Technical Issues Facing the Sewerage & Water Board

There are several technical issues that any leader of the City should be familiar with.

Municipal water management includes 4 systems:
• Drinking water supply
• Wastewater Treatment
• Storm-water management
• Metering

Of these four, the storm-water management system is the easiest to design and operate, and the easiest to get right. The system is largely passive – just collect the water and deliver it to the pumps. By contrast, the drinking water supply requires pre-treatment and treatment and continual testing. Wastewater treatment has challenging distribution issues, treatment issues, and testing. In my experience at United Water, if there are significant problems with storm-water management, then even larger problems are lurking with the other systems.

To my mind, the major technical challenges facing the water systems are:
• Aging infrastructure. As many people already know, the condition of the S&WB infrastructure has been allowed to deteriorate. S&WB operates with 40% unaccounted water, that is, the water supply leaks into the ground, due to weaknesses in the supply lines. S&WB needs to keep the incoming water pressure extra-high in order to keep groundwater from leaking in and poisoning our drinking water.
• Outdated power supply. 25 cycle power went out of fashion almost a century ago. The S&WB operates a machine shop for turbine and pump parts because the existing plant is so old that replacements are otherwise unavailable. New Orleans’ pump and power system is like the old cars in Cuba – the repair shop mechanics are excellent, but the underlying process is expensive and prone to failure. By continuing to nurse this old system, we are only prolonging the inevitable.
• Problems in the system for storm-water collection, i.e. catch basins. At the current rates of service, it will take 18 years for each catch basins to be cleaned out, by which time the first to be serviced will be long overdue for follow-ups.

Technical Solutions

• Deploy Automated Meter reading, a technology which has been in place for 20-years in other cities. Currently, the S&WB uses staff to perform this function.
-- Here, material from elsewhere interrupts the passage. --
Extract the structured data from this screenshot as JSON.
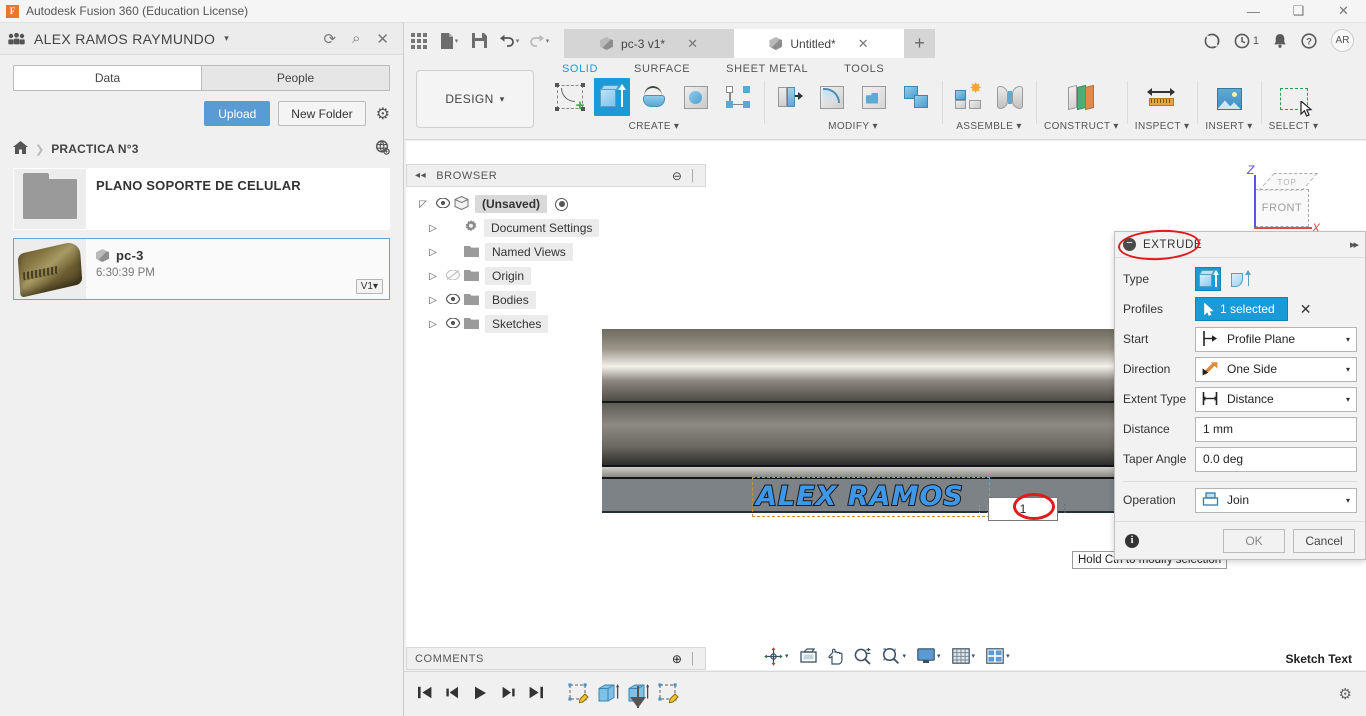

Errors are bound to occur.
• Commit to engineering migration away from 25-cycle power system, which is unreliable, expensive, and difficult to maintain. A multi-feed multi-fuel power solution can be reliable and fault tolerant.
• Deploy a 50-year pipe main replacement strategy. It is a standard practice with most progressive cities in the USA.
• Consistently clean the catch basins, and over-maintain those in low lying areas.
• Provide real-time water quality testing and publish the results. We have a Lead problem in this City and every potential remedy should be evaluated.
• Implement a barrel-aging management system – based on RFID and/or GPS – that allows a barrel to stay in place for a maximum of 21 days. We currently have orange barrels on our streets for years. A long-standing barrel is not only an aesthetic issue – it is a sign of a festering, unsolved problem.
• Implement a leak tracking and resolution system. Any citizen should be able to report a leak and see where it sits in the priority queue and how long it takes to fix. Leaks do not go away by themselves – they must be identified and tracked.

Vote Troy Henry for Mayor!

About Troy Henry: Born and raised in New Orleans. I have lived in other places, and I could live and work anywhere in the world, but I am proud to call New Orleans my home.
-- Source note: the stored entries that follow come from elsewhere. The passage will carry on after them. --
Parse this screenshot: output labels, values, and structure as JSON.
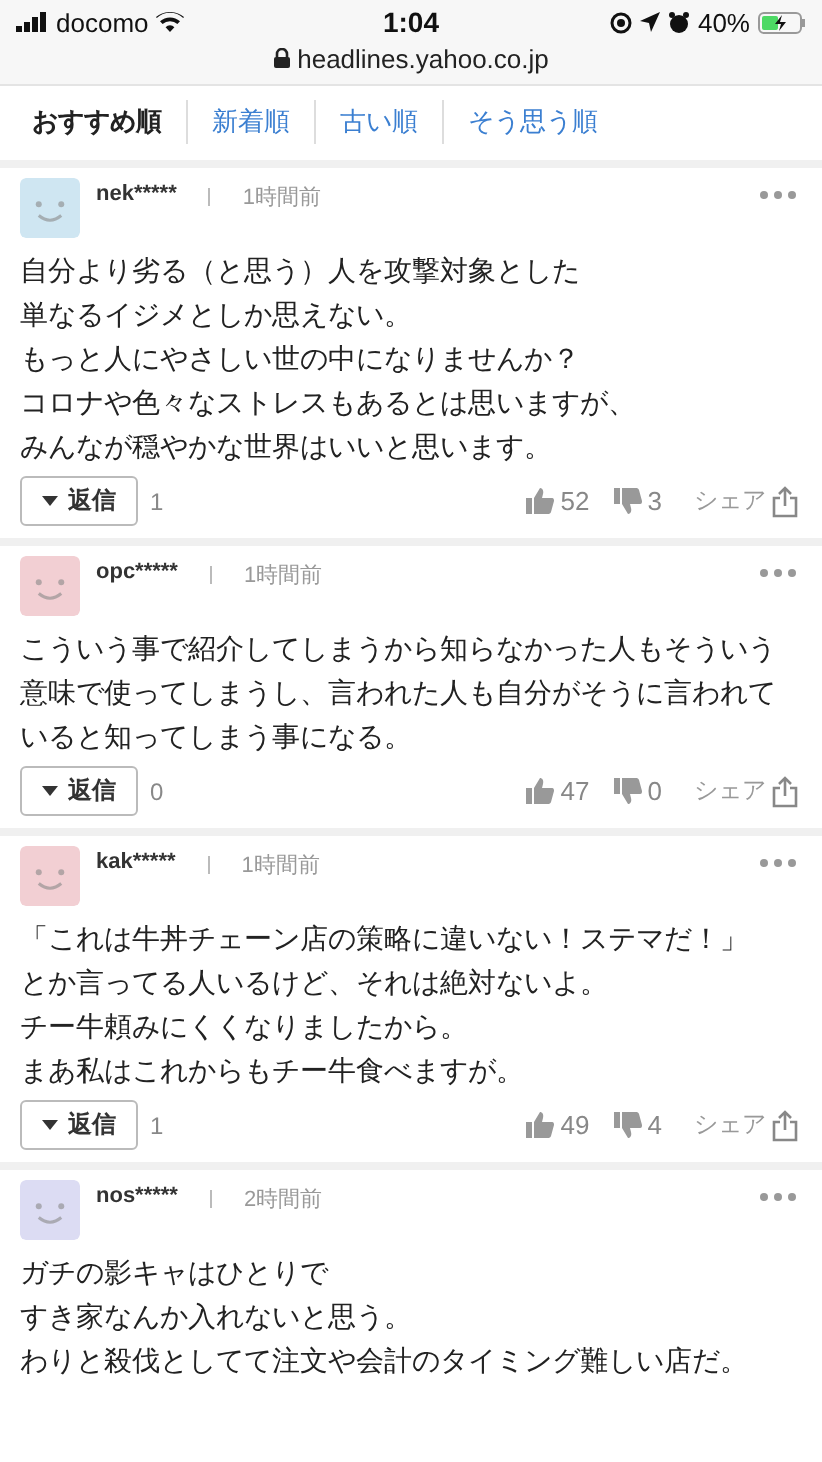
{
  "status_bar": {
    "carrier": "docomo",
    "time": "1:04",
    "battery": "40%"
  },
  "url": "headlines.yahoo.co.jp",
  "tabs": [
    {
      "label": "おすすめ順",
      "selected": true
    },
    {
      "label": "新着順",
      "selected": false
    },
    {
      "label": "古い順",
      "selected": false
    },
    {
      "label": "そう思う順",
      "selected": false
    }
  ],
  "comments": [
    {
      "user": "nek*****",
      "time": "1時間前",
      "color": "#cfe6f2",
      "lines": [
        "自分より劣る（と思う）人を攻撃対象とした",
        "単なるイジメとしか思えない。",
        "もっと人にやさしい世の中になりませんか？",
        "コロナや色々なストレスもあるとは思いますが、",
        "みんなが穏やかな世界はいいと思います。"
      ],
      "reply_label": "返信",
      "replies": "1",
      "likes": "52",
      "dislikes": "3",
      "share": "シェア"
    },
    {
      "user": "opc*****",
      "time": "1時間前",
      "color": "#f2cfd3",
      "lines": [
        "こういう事で紹介してしまうから知らなかった人もそういう意味で使ってしまうし、言われた人も自分がそうに言われていると知ってしまう事になる。"
      ],
      "reply_label": "返信",
      "replies": "0",
      "likes": "47",
      "dislikes": "0",
      "share": "シェア"
    },
    {
      "user": "kak*****",
      "time": "1時間前",
      "color": "#f2cfd3",
      "lines": [
        "「これは牛丼チェーン店の策略に違いない！ステマだ！」",
        "とか言ってる人いるけど、それは絶対ないよ。",
        "チー牛頼みにくくなりましたから。",
        "まあ私はこれからもチー牛食べますが。"
      ],
      "reply_label": "返信",
      "replies": "1",
      "likes": "49",
      "dislikes": "4",
      "share": "シェア"
    },
    {
      "user": "nos*****",
      "time": "2時間前",
      "color": "#dcdcf3",
      "lines": [
        "ガチの影キャはひとりで",
        "すき家なんか入れないと思う。",
        "わりと殺伐としてて注文や会計のタイミング難しい店だ。"
      ]
    }
  ]
}
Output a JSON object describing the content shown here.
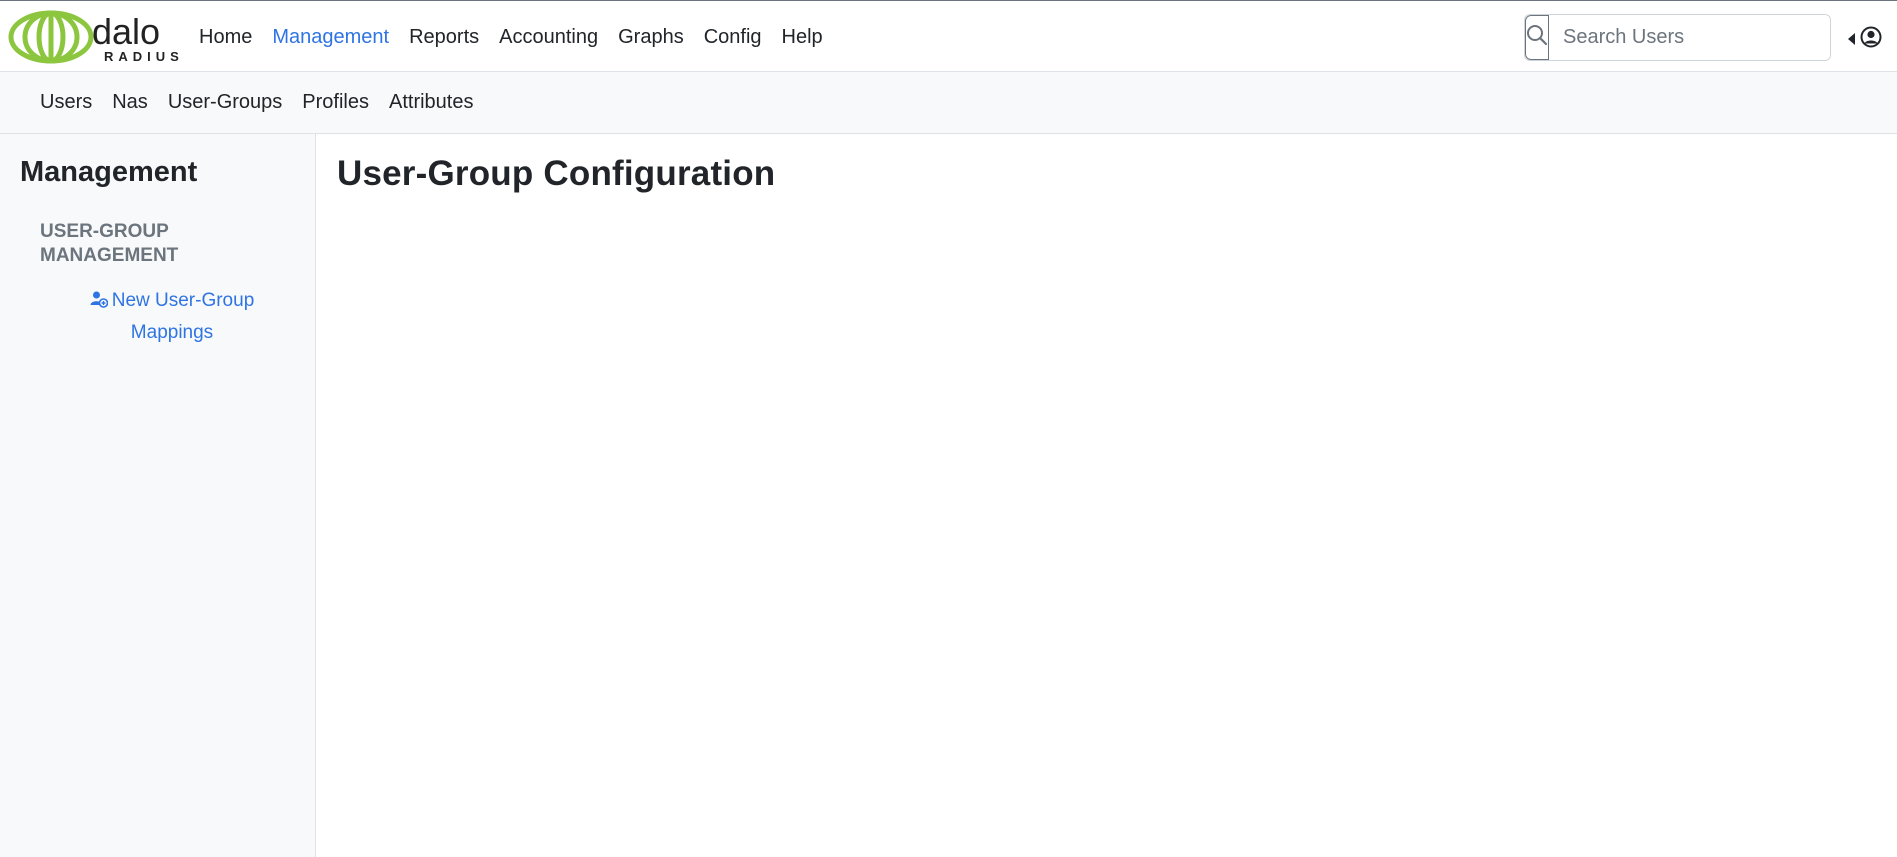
{
  "logo": {
    "text_main": "dalo",
    "text_sub": "RADIUS"
  },
  "main_nav": [
    {
      "label": "Home",
      "active": false
    },
    {
      "label": "Management",
      "active": true
    },
    {
      "label": "Reports",
      "active": false
    },
    {
      "label": "Accounting",
      "active": false
    },
    {
      "label": "Graphs",
      "active": false
    },
    {
      "label": "Config",
      "active": false
    },
    {
      "label": "Help",
      "active": false
    }
  ],
  "search": {
    "placeholder": "Search Users",
    "value": "",
    "icon": "search-icon"
  },
  "user_menu": {
    "icons": [
      "caret-left-icon",
      "user-circle-icon"
    ]
  },
  "sub_nav": [
    {
      "label": "Users"
    },
    {
      "label": "Nas"
    },
    {
      "label": "User-Groups"
    },
    {
      "label": "Profiles"
    },
    {
      "label": "Attributes"
    }
  ],
  "sidebar": {
    "title": "Management",
    "section": "USER-GROUP MANAGEMENT",
    "links": [
      {
        "label": "New User-Group Mappings",
        "icon": "user-plus-icon"
      }
    ]
  },
  "content": {
    "title": "User-Group Configuration"
  },
  "colors": {
    "accent": "#2f74e3",
    "logo_green": "#8cc63f",
    "sidebar_bg": "#f8f9fa",
    "muted": "#6c757d"
  }
}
By training and experience, I am an engineer. I have a total of 3 bachelors and master’s degrees in engineering, from Stanford University and Carnegie-Mellon University. One of my early assignments at Hewlett-Packard was designing cardiac medical detection devices. Later on, at IBM Federal Services, I worked on the design of sonar and weapon systems for the Los Angeles Class attack submarines. At IBM Global Services, I managed high availability fault-tolerant solutions for the Healthcare and Pharmaceutical industry. At EES, I ran an entire organization devoted to providing critical industrial power systems solutions. These systems had to work, all the time, whenever the situation demanded it. They did. In short, for most of my career I have created practical solutions to real problems in the physical world.

At United Water, I was the President of the largest private water utility in the USA. We managed drinking water supply, storm-water and wastewater treatment systems for cities across the country, including Atlanta GA, Jacksonville FL, and Laredo TX.

I am also the owner of a home flooded by Katrina, and of a business flooded just recently by the storms of August 5th. Inadequate planning and service from the City and the Sewerage and Water Board affected me personally.